New musical styles don’t surface too often, most of the time artists are happy to dwell on a genre invented by somebody else. In the early Nineties, Swedish band Bathory all of a sudden turned its back to black metal and invented Viking metal with the album Hammerheart, and finetuned this new kind of metal with their following record Twilight Of The Gods. Since then, a lot of bands have dabbled in the Viking metal territory, sometimes adding new nuances, or mixing it with other styles.

Ereb Altor apparently started in the year when Hammerheart came out, but it took them until 2003 for their first demo to appear.
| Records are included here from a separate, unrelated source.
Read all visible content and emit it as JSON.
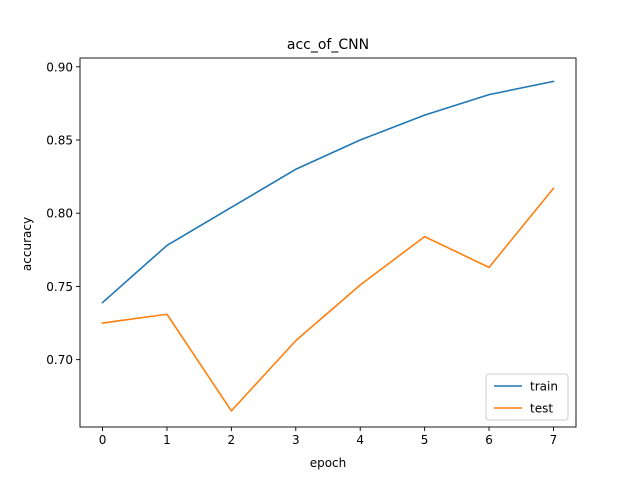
{
  "chart_data": {
    "type": "line",
    "title": "acc_of_CNN",
    "xlabel": "epoch",
    "ylabel": "accuracy",
    "x": [
      0,
      1,
      2,
      3,
      4,
      5,
      6,
      7
    ],
    "xlim": [
      -0.35,
      7.35
    ],
    "ylim": [
      0.654,
      0.906
    ],
    "xticks": [
      0,
      1,
      2,
      3,
      4,
      5,
      6,
      7
    ],
    "xtick_labels": [
      "0",
      "1",
      "2",
      "3",
      "4",
      "5",
      "6",
      "7"
    ],
    "yticks": [
      0.7,
      0.75,
      0.8,
      0.85,
      0.9
    ],
    "ytick_labels": [
      "0.70",
      "0.75",
      "0.80",
      "0.85",
      "0.90"
    ],
    "grid": false,
    "legend_position": "lower-right",
    "series": [
      {
        "name": "train",
        "color": "#1f77b4",
        "values": [
          0.739,
          0.778,
          0.804,
          0.83,
          0.85,
          0.867,
          0.881,
          0.89
        ]
      },
      {
        "name": "test",
        "color": "#ff7f0e",
        "values": [
          0.725,
          0.731,
          0.665,
          0.713,
          0.751,
          0.784,
          0.763,
          0.817
        ]
      }
    ]
  }
}
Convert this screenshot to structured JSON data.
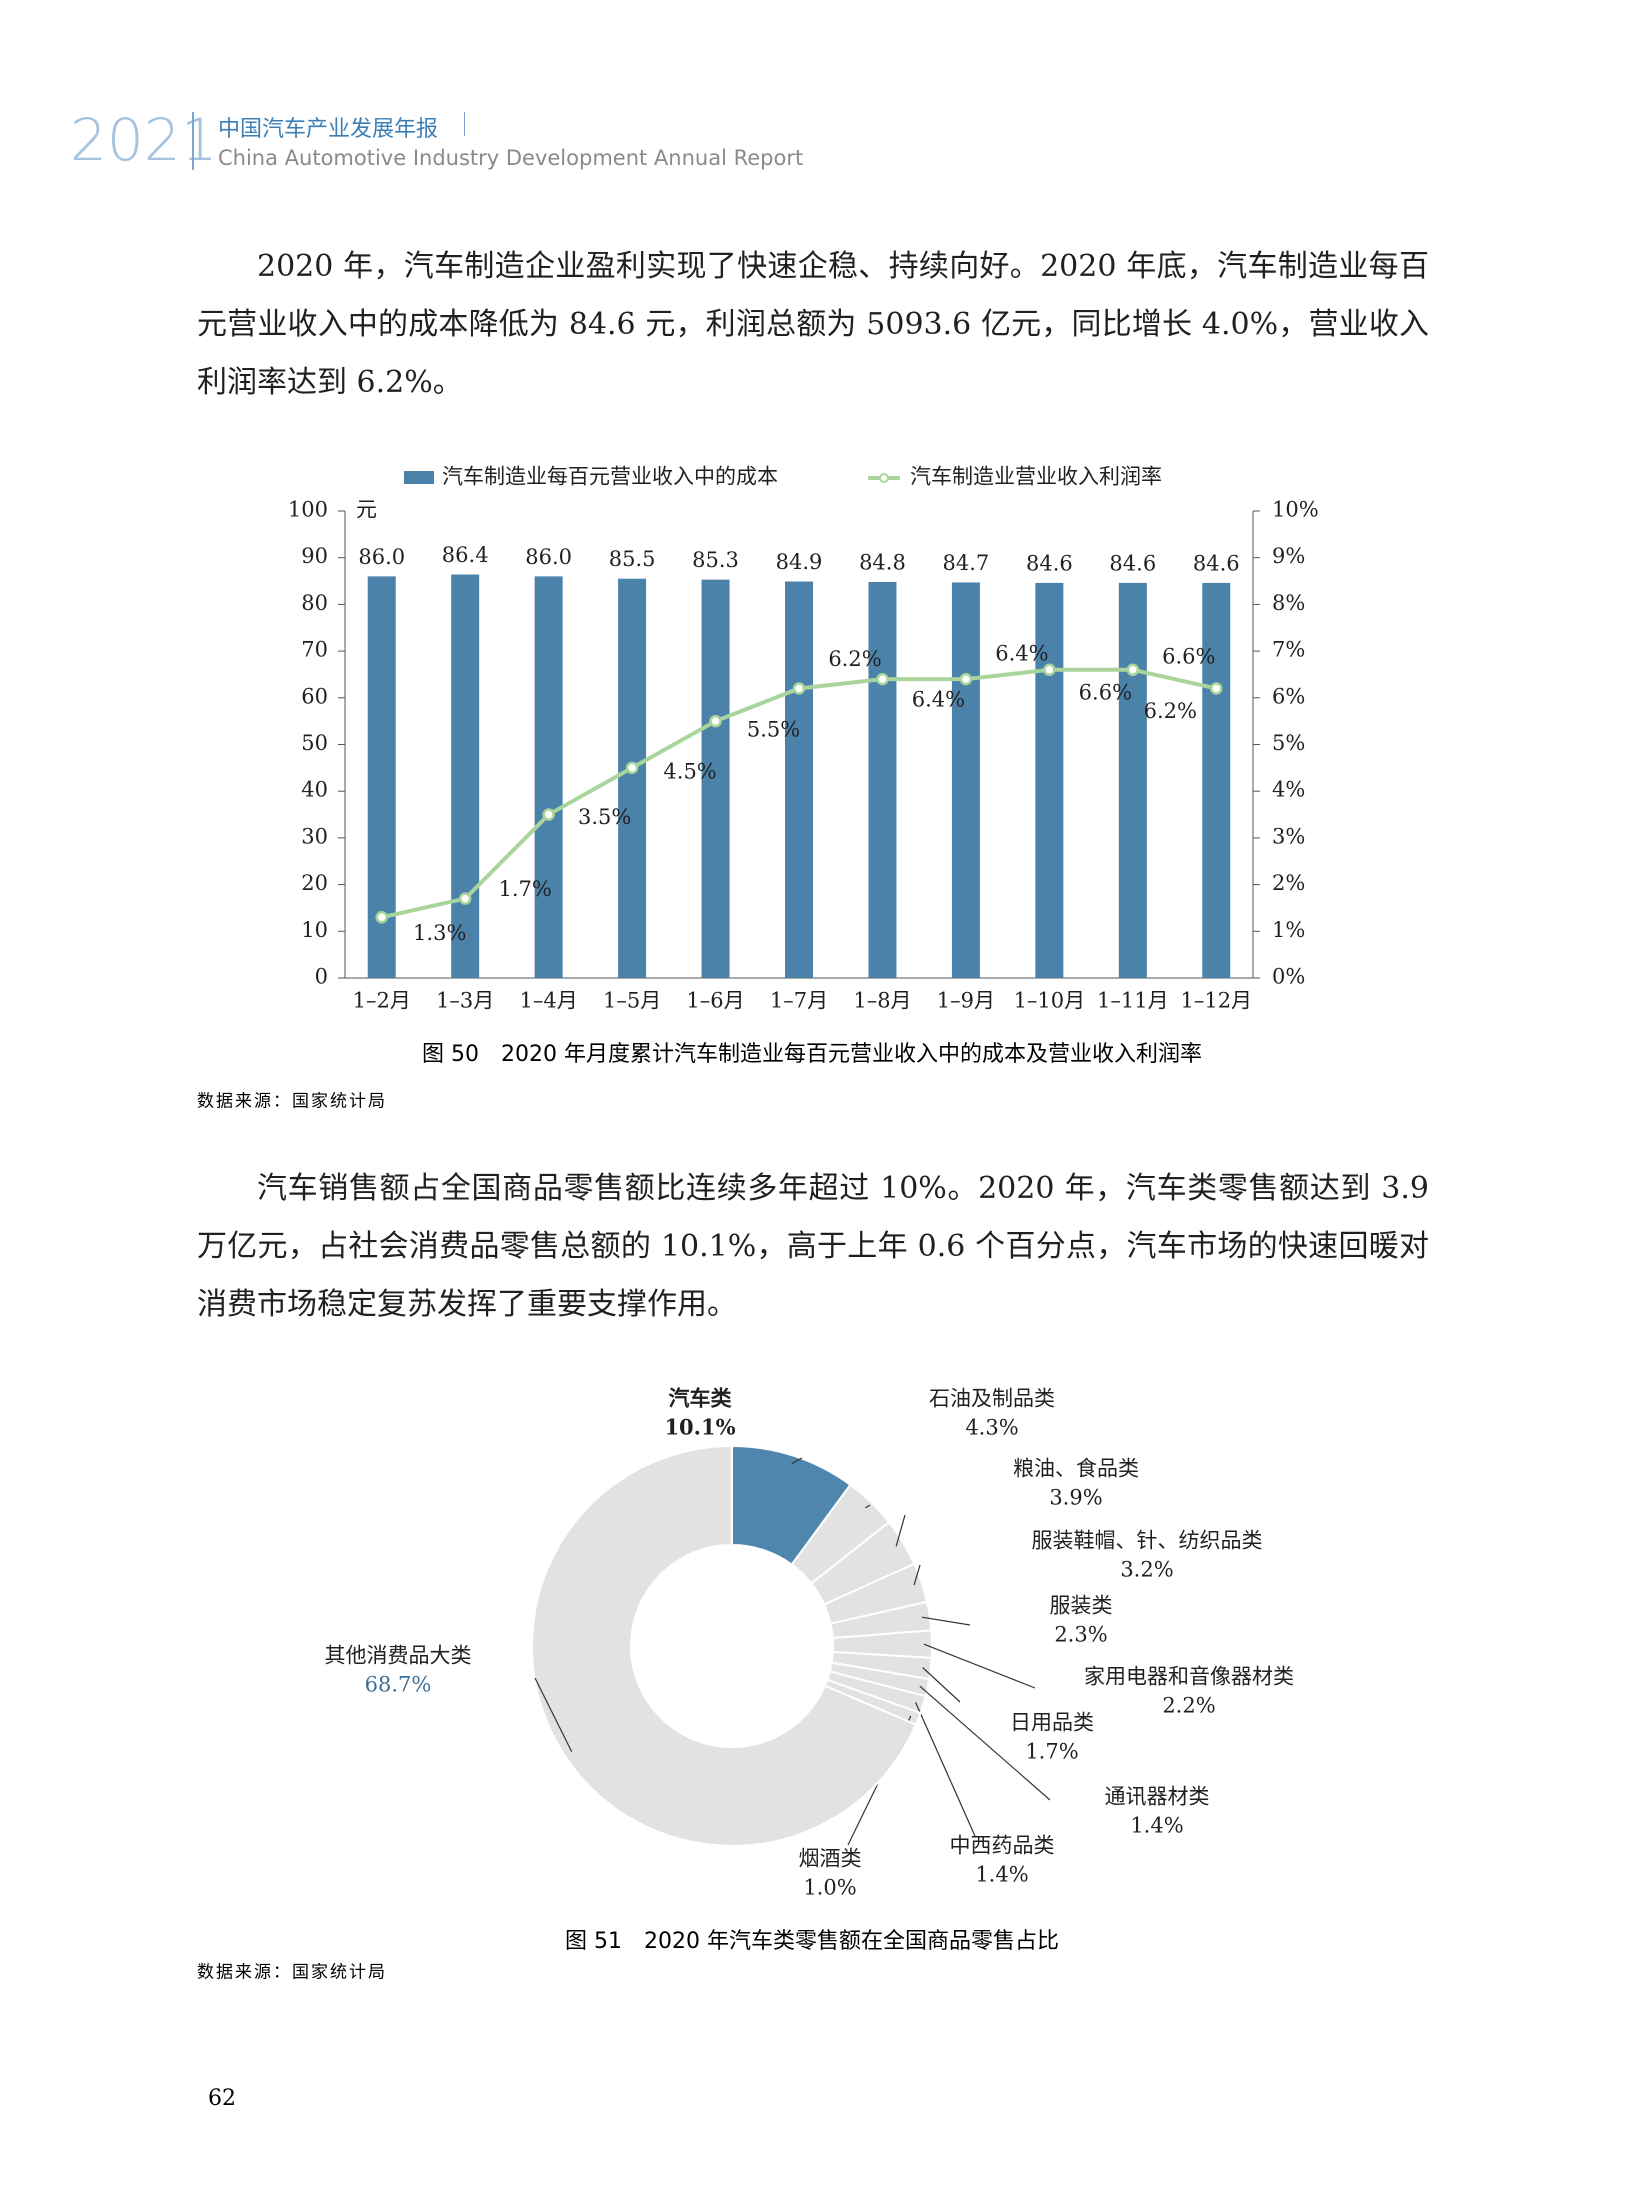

The debut album By Honour followed in 2008, to be succeeded by The End two years later. The two members Crister Olsson (also playing guitar in Isole) and Daniel Bryntse (active in too many bands to mention) faithfully re-enact the sound that Bathory did on their two classic albums and don’t even try to add something of their own. The guitar sound is the same, and the shared vocals have much in common with the late Quorthon’s quavering singing style. Apart from the four minute intro that works as an instrumental setting the mood for what is to follow, the songs are all between six and twelve minutes. The title track even consists of the last three songs, making it to an epic encompassing half of the CD’s playing time.

The Swedish duo has certainly learnt its lessons, and more than once you might believe being in the presence of a long lost Bathory album, and as tributes to this outstanding band are not as frequent as, let’s say, to AC/DC or Metallica, it’s not even a bad thing. But it also has to be said that the production is not able to conjure the same majestic atmosphere as we know from the mighty forefathers of Viking metal. The End works as a tribute, has some good songs, like Myrding, but especially the title track too often seems to borrow too directly from the source material. Bathory fans shouldn’t mind, considering that Quorthon is no longer around to record new albums and anyway, much of his repertoire consisted also of black metal and – during his solo career – grunge! Apparently The End is supposed to be Ereb Altor’s last album, and to be perfectly honest, that makes sense, because it’s artistically more satisfying to try new ways than to remain in a state of perpetual homage.